Search code examples
pythonbeautifulsoup

Parse data from local html-file using bs4?


i try to parse a local html-document using the following code -

import os, sys
from bs4 import BeautifulSoup

path = os.path.abspath(os.path.dirname(sys.argv[0])) 
fnHTML = os.path.join(path, "inp.html")
page = open(fnHTML)
soup = BeautifulSoup (page.read(), 'lxml')  

worker = soup.find("span")
wHeadLine = worker.text.strip()
wPara = worker.find_next("td").text.strip()
print(wHeadLine)
print(wPara)

The output look like that:

Find your faves—faster
We’ve made it easier than ever to see what’s on now and continue  watching your recordings, favorite teams and more.
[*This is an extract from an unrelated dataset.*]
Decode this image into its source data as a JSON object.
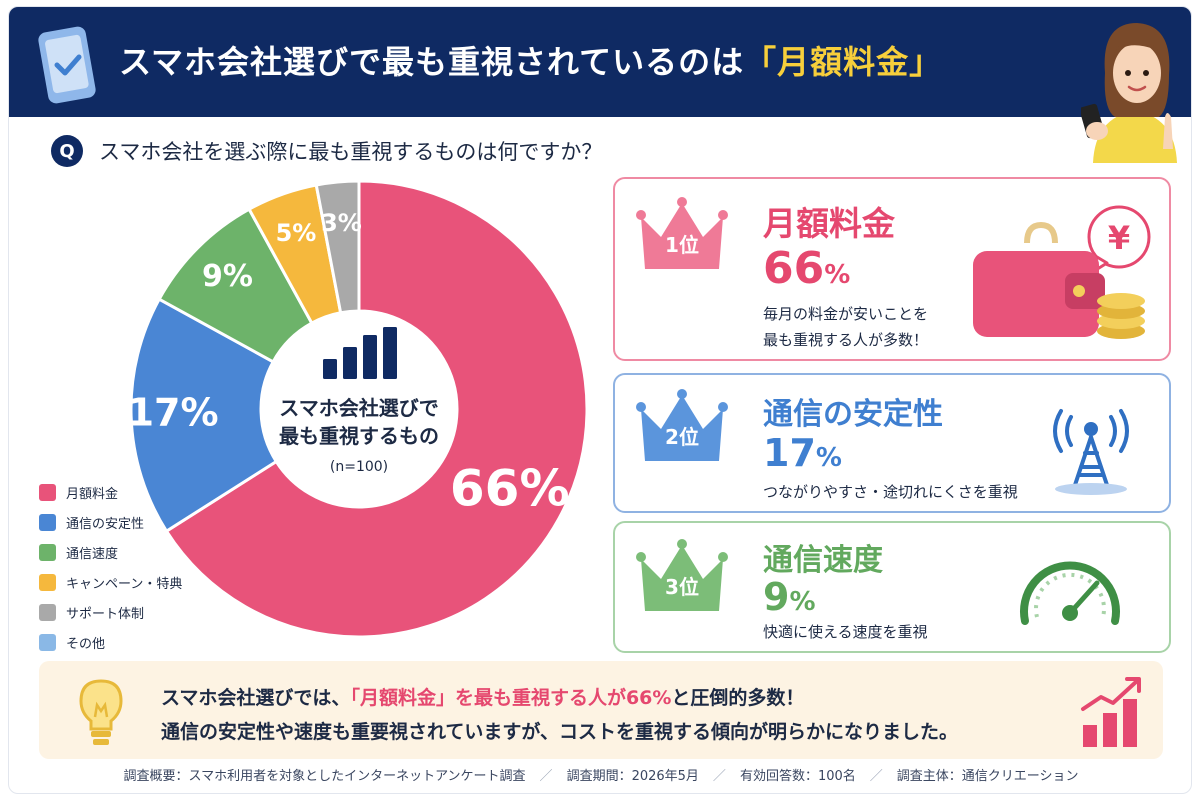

But the text on the html looks like that - see the picture

enter image description here

Why is the text not outputed with "—" and "We’ve"?


Solution

  • This is caused by the windows default char encoding (cp1252). change it so it is utf-8: Also, use a context manager to gracefully close you file stream.

    import os, sys
    from bs4 import BeautifulSoup
    
    path = os.path.abspath(os.path.dirname(sys.argv[0])) 
    fnHTML = os.path.join(path, "inp.html")
    with open(fnHTML, encoding='utf-8') as file: #added encoding utf-8
        soup = BeautifulSoup (file.read(), 'lxml')  
        worker = soup.find("span")
    wHeadLine = worker.text.strip()
    wPara = worker.find_next("td").text.strip()
    print(wHeadLine)
    print(wPara)
    

    When opening a text file, especially on windows, you WANT to force the encoding to be utf-8, for portability. This will prevent unexpected behaviors on other OS.